Tolls on Trolls: Can State Laws Stop Patent Trolls?

Trolls are bad. They are bad characters in folk tales. There are also bad internet and social media trolls. Patent trolls join this club. But, what exactly are patent trolls and why have they attracted the attention of the Electronic Frontier Foundation and NPR shows such as This American Life, as well All Tech Considered? That’s what I’m here to tell you about – as well as how to possibly stop/limit patent trolls.

What Are Patent Trolls?

Before we can get to patent trolls, we need to take a step back and start with patents. Patents provide a period of exclusive use for novel inventions. United States patents are only granted after the U.S. Patent and Trademark Office reviews the application and determines that the invention meets all of the patentability requirements. This review process is called prosecution.

Photo by EFF Photos

The major purpose of patents is to promote innovation. Patent trolls can threaten this goal by taking advantage of the system. Broadly speaking, patent trolls are not all necessarily bad. A more neutral term you may not have heard of is non-practicing entities (NPEs). These are entities that own a patent(s) to an invention without making, using, or selling the invention (i.e. they don’t “practice” it). The “bad” patent trolls are people or entities that acquire patents with broad scope and often questionable validity. They then use the threat of patent infringement litigation (i.e. enforcement of patent rights) to force unsuspecting victims to pay for an unnecessary license.

Patent Troll Tactics

What’s the first step of patent troll tactics? They send a demand letter, alleging that the party is infringing (i.e. violating) one or more of their patents and demanding payment for a license to use the technology.

You may be thinking that this sounds like legitimate enforcement of patent rights.

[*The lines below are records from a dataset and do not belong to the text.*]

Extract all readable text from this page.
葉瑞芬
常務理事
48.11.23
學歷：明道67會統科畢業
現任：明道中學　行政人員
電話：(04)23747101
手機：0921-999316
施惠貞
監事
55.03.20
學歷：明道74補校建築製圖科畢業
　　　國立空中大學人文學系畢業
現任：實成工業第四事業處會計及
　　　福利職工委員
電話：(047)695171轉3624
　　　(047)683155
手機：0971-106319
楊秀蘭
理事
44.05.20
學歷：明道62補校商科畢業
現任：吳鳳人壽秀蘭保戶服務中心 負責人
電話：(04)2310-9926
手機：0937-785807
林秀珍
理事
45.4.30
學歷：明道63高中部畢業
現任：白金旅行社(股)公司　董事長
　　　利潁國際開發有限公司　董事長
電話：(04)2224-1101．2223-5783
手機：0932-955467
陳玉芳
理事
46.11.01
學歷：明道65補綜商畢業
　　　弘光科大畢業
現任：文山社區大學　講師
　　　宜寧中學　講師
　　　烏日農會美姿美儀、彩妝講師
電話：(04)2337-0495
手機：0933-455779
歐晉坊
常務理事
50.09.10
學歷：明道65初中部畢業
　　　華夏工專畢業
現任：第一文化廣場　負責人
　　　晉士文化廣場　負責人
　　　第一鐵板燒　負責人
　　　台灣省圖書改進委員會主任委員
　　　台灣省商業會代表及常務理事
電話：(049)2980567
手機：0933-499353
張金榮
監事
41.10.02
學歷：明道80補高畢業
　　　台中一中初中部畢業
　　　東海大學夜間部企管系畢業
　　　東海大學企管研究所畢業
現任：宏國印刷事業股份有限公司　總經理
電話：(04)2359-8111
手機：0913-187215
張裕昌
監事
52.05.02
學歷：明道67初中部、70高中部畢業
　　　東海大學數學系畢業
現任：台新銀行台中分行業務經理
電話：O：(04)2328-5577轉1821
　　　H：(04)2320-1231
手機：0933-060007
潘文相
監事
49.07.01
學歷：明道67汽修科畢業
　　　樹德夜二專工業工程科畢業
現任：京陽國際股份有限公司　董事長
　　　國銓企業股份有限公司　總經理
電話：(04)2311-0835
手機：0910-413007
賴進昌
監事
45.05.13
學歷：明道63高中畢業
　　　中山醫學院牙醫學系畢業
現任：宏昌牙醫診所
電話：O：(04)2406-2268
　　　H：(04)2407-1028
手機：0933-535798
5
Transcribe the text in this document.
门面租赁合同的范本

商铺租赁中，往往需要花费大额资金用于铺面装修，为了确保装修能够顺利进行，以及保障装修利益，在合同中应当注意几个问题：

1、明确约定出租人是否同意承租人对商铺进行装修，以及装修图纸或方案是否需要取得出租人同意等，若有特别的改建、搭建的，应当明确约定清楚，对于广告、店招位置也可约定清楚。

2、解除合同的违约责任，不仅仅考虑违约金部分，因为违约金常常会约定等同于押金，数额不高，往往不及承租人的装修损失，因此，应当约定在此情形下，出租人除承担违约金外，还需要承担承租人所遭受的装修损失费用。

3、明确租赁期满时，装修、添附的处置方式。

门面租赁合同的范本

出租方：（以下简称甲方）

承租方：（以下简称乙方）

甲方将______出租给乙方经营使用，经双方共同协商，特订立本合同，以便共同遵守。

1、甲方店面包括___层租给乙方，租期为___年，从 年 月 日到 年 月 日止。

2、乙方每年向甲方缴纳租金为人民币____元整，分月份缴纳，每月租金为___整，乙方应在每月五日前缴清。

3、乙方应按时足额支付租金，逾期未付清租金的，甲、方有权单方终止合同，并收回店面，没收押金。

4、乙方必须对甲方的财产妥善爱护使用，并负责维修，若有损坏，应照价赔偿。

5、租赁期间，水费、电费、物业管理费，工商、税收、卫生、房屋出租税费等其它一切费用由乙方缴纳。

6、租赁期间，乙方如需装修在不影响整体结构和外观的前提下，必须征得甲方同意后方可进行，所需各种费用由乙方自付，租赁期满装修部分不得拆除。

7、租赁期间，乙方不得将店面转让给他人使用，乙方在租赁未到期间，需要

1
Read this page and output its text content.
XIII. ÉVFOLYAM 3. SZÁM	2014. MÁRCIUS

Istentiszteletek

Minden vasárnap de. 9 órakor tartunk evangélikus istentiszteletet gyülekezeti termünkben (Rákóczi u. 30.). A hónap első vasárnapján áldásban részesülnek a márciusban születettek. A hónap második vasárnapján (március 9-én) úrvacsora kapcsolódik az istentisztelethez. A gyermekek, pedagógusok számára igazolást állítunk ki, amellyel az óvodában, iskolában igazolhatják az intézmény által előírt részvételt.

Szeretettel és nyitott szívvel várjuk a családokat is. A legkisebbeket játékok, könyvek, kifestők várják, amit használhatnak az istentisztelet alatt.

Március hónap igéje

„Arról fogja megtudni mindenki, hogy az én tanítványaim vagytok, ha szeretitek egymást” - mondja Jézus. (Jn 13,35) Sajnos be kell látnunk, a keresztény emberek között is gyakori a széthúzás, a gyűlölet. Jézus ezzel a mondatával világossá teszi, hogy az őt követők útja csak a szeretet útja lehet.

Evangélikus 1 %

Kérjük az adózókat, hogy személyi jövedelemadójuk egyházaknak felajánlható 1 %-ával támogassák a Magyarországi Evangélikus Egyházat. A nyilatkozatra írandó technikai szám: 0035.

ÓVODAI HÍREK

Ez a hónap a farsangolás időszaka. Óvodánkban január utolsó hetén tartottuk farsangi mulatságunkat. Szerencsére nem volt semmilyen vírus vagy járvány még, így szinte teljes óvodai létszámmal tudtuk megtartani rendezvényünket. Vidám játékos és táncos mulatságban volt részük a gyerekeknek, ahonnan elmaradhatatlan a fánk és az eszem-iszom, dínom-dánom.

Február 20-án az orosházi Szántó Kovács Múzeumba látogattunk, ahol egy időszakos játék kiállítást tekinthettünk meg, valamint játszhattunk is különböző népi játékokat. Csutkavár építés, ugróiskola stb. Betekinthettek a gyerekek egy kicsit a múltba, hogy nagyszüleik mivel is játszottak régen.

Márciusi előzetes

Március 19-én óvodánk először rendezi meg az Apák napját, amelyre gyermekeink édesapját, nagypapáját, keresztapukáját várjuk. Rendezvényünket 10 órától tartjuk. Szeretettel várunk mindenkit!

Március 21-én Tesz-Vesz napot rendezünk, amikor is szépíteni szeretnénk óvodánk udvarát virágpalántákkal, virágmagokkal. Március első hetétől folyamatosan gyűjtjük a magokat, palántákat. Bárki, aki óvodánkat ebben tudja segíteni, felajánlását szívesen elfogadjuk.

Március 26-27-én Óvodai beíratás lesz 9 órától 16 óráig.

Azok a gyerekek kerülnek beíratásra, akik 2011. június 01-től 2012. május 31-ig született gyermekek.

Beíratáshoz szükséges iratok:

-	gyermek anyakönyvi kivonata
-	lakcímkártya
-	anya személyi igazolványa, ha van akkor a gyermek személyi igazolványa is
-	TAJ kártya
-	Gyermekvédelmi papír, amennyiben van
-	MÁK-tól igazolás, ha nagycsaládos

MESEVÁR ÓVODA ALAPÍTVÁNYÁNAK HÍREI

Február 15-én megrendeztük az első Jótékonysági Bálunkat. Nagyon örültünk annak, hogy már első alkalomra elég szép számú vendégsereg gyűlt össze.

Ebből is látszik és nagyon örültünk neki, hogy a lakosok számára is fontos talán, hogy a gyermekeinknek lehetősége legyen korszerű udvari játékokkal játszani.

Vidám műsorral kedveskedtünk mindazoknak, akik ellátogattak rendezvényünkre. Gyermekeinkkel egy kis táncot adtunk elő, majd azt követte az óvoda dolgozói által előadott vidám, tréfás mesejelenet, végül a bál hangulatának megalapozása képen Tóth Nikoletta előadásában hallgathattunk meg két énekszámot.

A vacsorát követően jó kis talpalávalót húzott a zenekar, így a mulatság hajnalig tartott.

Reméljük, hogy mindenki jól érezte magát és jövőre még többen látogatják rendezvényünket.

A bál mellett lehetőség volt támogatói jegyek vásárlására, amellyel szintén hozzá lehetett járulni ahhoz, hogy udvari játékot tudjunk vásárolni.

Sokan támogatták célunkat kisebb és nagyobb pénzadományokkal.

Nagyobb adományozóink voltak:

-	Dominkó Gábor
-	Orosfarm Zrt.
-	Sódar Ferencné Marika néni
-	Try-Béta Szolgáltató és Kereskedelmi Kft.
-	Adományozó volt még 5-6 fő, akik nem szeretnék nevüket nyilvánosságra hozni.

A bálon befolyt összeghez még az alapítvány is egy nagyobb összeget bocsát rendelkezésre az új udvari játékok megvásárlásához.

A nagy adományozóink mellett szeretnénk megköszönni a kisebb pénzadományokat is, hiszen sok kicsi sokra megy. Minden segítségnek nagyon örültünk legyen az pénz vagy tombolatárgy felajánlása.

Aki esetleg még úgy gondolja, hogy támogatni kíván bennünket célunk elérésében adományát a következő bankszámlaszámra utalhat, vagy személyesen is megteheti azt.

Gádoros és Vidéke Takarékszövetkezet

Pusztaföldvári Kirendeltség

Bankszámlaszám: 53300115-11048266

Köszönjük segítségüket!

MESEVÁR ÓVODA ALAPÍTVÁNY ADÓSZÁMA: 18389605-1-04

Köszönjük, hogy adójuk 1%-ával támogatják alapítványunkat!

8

It is true that as a patent owner you have the ability to exclude all others. However, patent trolls tend to send these letters to hundreds, or even thousands, of parties and many (or even all) of whom are not actually violating the patent.

At this point, the party receiving the letter has three options: (1) pay the license (2) ignore the letter or (3) fight. If the recipients of the demand letters are confident they would win in court, why do they so often pay for the license? The answer is simple: patent litigation is extremely expensive, even if you have a winning case. Patent trolls know this, and strategically price their licenses well below the cost of litigation. By doing this, a high number of businesses choose to pay for the license even when they know there is no legitimate infringement claim.

How Bad Can Patent Trolls Be?

Very. Let’s consider an example. The seriousness of the patent troll problem can best be shown by describing the activities of one of the most notorious trolls: MPHJ Technology Investments. MPHJ is commonly referred to as the “scanner troll” since they own patents related to scan-to-email processes. If you have ever worked in an office, you have likely used a scanner that has the ability to send scanned documents directly to your email. MPHJ targeted businesses that used this very common technology.

So, why is MPHJ notorious? Let’s consider some facts. By 2014, MPHJ sent letters to 16,465 U.S. companies that used scan-to-email technologies, demanding $1,000 per employee. While many of the business targets were small, MPHJ also went after large businesses. MPHJ even followed through on a threat to sue Coca-Cola in 2014.  

While MPHJ perhaps represents the most notorious of the patent trolls, it is by no means the only one. Patent trolls have been around since the Nineteenth Century (back then known as “patent sharks” and “patent peddlers”) and still remain a major problem. So, how can they be stopped?

State Laws to the Rescue?

While there has often been discussion of a federal anti-patent troll law, no such law has been passed.

Vermont started the trend in 2013 when it passed a law aiming to prevent bad faith assertions of patent infringement. In short, the law prohibits bad faith assertion of patent infringement and provides a series of factors that courts can consider as evidence that an assertion was made in bad faith. 35 states have since passed similar laws.

The Federal Preemption Problem

The biggest hurdle that stands in the way of these laws is something called federal preemption. Simply put, substantive patent law is exclusively a federal issue. Therefore, any state law that attempts to make any substantive impact on patent law will be considered preempted (i.e. blocked) by federal law, and thus invalidated.

Courts, like the Maine Supreme Court, have held that in order for a state claim under one of these statutes to avoid federal preemption, the assertion of patent infringement must have been both (1) objectively baseless and (2) made in subjective bad faith. Subjective bad faith is generally an explicit requirement for a cause of action under a state anti-patent troll statute. Therefore, the sticking point is going to be whether the claim was “objectively baseless.” But how is this defined? It is actually quite a high standard. A claim is only objectively baseless when no reasonable party could expect success on the merits.

Given the “objectively baseless” requirement, these statutes are only going to be effective against trolls who have asserted patents with no real basis at all. A cause of action against a troll who has any kind of arguable claim, however minimal, is likely going to be struck down as being preempted by federal law.Will these laws deter the trolls? Only time will tell. At the very least, these statutes are sending a signal that patent trolls are problematic.